Liebe Leserin, lieber Leser,
was ist eigentlich gerade los? Tiktok ist in der politischen Kommunikation seit Monaten in aller Munde und die Kirsche auf der Sahnehaube ist nun der neue Account, @teambundeskanzler, von Bundeskanzler Olaf Scholz beziehungsweise seinem Team.
Die ganze Bundesrepublik und alle selbsternannten Experten auf Linkedin und X werden neuerdings zu Tiktok-Experten. Diese Woche habe ich auf Linkedin einen Beitrag meiner Branchen-Kollegin Carline Mohr gesehen, die zur Ruhe aufgerufen hat – dem kann ich mich nur anschließen.

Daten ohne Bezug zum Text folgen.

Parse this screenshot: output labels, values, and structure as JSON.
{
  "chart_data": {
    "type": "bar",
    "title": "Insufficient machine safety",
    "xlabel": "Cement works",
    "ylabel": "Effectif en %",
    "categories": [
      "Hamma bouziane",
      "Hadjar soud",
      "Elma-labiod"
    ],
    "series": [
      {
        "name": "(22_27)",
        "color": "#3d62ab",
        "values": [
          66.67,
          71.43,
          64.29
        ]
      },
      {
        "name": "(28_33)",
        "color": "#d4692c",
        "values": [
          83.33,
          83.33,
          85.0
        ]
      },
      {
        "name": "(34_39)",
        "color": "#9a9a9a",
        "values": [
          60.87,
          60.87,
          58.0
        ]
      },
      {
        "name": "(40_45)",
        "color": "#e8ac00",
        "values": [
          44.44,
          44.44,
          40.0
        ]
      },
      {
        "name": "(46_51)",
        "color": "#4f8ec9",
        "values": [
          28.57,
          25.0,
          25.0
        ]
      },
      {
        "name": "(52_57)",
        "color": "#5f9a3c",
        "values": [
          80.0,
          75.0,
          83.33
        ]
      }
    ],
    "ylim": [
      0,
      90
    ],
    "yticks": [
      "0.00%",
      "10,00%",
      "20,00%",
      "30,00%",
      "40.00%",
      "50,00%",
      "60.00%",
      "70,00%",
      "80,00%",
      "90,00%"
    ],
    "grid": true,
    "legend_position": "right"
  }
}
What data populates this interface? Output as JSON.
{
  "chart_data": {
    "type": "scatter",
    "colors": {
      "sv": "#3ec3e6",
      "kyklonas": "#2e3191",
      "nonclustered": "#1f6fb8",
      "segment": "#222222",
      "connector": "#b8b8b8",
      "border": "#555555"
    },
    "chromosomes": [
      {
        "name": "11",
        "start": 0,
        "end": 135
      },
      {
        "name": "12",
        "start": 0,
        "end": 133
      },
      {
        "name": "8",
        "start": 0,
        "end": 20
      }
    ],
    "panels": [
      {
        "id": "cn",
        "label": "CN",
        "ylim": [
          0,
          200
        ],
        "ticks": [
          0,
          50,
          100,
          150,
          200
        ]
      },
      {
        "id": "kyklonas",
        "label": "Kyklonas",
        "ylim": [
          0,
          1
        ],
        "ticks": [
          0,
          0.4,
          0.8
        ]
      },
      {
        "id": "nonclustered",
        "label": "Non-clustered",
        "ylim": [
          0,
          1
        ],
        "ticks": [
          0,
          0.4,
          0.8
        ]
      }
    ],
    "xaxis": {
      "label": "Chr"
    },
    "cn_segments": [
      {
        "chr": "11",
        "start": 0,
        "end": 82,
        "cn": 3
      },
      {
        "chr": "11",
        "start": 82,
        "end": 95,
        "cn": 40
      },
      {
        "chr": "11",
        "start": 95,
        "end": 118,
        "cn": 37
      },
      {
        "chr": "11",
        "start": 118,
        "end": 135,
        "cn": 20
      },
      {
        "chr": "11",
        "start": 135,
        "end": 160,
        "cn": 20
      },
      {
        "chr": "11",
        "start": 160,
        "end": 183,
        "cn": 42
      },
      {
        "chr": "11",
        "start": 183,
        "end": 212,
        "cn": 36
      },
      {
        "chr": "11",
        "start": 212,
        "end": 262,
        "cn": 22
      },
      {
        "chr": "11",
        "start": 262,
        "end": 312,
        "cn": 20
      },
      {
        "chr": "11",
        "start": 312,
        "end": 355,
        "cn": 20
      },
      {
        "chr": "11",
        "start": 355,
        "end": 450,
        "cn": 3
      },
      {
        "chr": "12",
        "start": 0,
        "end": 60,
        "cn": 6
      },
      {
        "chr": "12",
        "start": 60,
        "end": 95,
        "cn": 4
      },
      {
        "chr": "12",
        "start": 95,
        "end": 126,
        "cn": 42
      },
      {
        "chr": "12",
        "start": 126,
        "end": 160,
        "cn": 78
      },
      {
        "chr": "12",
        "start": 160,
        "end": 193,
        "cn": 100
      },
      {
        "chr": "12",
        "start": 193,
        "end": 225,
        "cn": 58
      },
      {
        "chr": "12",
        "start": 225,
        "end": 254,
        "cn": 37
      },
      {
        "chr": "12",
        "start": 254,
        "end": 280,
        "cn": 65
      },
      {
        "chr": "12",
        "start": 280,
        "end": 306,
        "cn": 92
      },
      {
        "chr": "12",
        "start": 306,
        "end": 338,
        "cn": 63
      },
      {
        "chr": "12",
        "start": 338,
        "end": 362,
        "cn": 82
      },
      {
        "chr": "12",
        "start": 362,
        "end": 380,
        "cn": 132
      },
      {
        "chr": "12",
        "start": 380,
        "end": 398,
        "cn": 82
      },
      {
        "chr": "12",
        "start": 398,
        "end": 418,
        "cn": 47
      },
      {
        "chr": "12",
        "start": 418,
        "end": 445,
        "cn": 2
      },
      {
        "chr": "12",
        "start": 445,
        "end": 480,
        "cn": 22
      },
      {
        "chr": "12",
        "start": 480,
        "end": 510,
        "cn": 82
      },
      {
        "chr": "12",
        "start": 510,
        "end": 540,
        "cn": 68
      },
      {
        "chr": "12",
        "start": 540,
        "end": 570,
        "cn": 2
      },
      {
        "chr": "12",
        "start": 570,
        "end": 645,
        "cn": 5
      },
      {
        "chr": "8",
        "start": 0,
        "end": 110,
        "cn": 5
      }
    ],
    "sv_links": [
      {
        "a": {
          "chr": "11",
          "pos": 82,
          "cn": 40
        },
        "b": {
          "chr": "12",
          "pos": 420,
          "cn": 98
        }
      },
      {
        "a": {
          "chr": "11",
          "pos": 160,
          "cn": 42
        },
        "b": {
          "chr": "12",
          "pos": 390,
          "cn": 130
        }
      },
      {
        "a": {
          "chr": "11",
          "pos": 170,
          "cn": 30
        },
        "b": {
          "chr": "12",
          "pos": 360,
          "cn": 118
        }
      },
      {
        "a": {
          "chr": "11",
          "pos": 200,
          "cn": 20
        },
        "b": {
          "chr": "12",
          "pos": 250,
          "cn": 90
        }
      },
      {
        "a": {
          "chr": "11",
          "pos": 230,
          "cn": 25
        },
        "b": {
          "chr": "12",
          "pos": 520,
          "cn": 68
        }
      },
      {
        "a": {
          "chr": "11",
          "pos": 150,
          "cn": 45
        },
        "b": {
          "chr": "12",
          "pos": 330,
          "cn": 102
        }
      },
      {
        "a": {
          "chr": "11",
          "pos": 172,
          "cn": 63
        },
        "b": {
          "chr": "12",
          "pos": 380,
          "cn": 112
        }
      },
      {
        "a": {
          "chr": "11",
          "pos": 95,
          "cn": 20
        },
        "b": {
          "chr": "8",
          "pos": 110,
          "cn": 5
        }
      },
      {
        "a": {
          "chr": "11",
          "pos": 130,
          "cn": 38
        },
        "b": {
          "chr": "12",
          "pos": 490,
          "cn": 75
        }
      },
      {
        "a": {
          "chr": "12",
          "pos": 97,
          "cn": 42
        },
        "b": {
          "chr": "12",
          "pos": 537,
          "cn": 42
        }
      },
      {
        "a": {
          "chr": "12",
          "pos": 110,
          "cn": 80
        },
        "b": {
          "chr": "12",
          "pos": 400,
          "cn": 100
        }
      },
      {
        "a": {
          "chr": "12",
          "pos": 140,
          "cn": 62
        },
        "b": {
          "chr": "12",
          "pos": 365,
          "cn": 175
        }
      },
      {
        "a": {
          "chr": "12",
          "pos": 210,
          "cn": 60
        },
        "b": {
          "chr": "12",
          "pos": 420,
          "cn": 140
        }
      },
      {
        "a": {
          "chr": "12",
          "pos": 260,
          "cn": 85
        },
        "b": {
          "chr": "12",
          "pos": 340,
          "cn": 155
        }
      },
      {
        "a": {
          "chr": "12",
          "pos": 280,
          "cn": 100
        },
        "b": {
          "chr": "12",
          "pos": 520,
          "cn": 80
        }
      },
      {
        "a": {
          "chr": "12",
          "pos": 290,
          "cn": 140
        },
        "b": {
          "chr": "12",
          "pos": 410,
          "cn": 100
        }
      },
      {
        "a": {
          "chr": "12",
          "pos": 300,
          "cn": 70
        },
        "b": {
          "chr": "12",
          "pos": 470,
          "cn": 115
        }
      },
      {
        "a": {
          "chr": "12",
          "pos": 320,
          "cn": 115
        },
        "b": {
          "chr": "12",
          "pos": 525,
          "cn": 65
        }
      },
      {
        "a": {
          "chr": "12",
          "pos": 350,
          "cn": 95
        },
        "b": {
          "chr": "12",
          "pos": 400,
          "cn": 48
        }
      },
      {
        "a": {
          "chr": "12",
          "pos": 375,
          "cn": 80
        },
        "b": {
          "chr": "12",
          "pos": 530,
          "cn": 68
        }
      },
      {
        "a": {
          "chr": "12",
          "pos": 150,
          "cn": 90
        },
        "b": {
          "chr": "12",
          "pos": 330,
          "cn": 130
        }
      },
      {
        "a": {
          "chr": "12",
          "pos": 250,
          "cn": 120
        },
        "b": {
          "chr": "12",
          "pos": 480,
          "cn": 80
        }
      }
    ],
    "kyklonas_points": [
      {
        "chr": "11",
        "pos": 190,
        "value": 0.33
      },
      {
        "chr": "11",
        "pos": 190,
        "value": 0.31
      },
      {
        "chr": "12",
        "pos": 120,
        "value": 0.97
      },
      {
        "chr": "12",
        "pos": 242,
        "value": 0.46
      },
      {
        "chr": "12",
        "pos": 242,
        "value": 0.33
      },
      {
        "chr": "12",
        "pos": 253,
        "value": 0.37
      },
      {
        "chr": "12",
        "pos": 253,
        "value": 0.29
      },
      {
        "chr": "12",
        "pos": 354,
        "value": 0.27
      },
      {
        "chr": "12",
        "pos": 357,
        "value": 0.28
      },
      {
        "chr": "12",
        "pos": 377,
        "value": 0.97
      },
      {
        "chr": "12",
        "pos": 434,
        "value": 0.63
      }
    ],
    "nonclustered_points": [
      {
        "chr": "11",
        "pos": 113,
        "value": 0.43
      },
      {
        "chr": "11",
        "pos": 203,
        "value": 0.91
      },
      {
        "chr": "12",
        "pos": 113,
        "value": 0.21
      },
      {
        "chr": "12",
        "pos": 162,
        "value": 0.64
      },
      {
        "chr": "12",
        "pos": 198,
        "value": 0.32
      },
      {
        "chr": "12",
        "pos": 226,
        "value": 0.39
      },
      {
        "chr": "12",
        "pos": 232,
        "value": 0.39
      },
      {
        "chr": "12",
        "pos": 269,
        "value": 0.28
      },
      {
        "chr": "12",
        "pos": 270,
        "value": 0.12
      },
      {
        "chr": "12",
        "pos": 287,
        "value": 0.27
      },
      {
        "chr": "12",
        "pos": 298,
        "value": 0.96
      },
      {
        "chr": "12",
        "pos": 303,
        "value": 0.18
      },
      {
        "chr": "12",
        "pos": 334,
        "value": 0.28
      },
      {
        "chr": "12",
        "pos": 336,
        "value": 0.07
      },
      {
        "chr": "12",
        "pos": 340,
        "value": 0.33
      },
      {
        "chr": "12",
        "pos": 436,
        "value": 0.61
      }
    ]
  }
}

Was mich im Moment tierisch stört, und da kann ich Carline Mohr nur zustimmen, ist, dass jeder, der schon mal was von Social Media gehört hat oder sogar was mit sozialen Medien gemacht hat, zum neuen Bundestrainer aka Tiktok-Experten wird.
Digitale Legitimität für demokratische Parteien
Das „Tolle“ an Social Media in der politischen Kommunikation ist aber, dass es kein Richtig oder Falsch gibt. Es gibt kein Rezept, um viral zu gehen. Es gibt lediglich strategische Überlegungen und das Handwerkszeug, das Social-Media-Manager und Strategen beherrschen müssen, um die Dynamiken der Plattformen zu verstehen. Das ist auch der Grund, warum diese Leute ihren Job machen.
Sicherlich wird ein Tiktok-Account der Bundesregierung nicht einfach mal eben so gelauncht. Hinter jedem Account-Launch stecken Überlegungen, manchmal monatelange Abstimmungsschleifen und daher passiert im digitalen Raum kaum mal etwas eben so.
Aber warum sind alle gerade so nervös? Tatsache ist, dass der digitale Raum durch viele verschiedene Teilöffentlichkeiten nicht mehr überschaubar ist. Jeder, der online ist, konsumiert anders. Dadurch geht viel Kontrolle verloren. Aber auch die sinkende Relevanz von Meta-Plattformen wie Instagram und Facebook gibt Anlass zur Sorge.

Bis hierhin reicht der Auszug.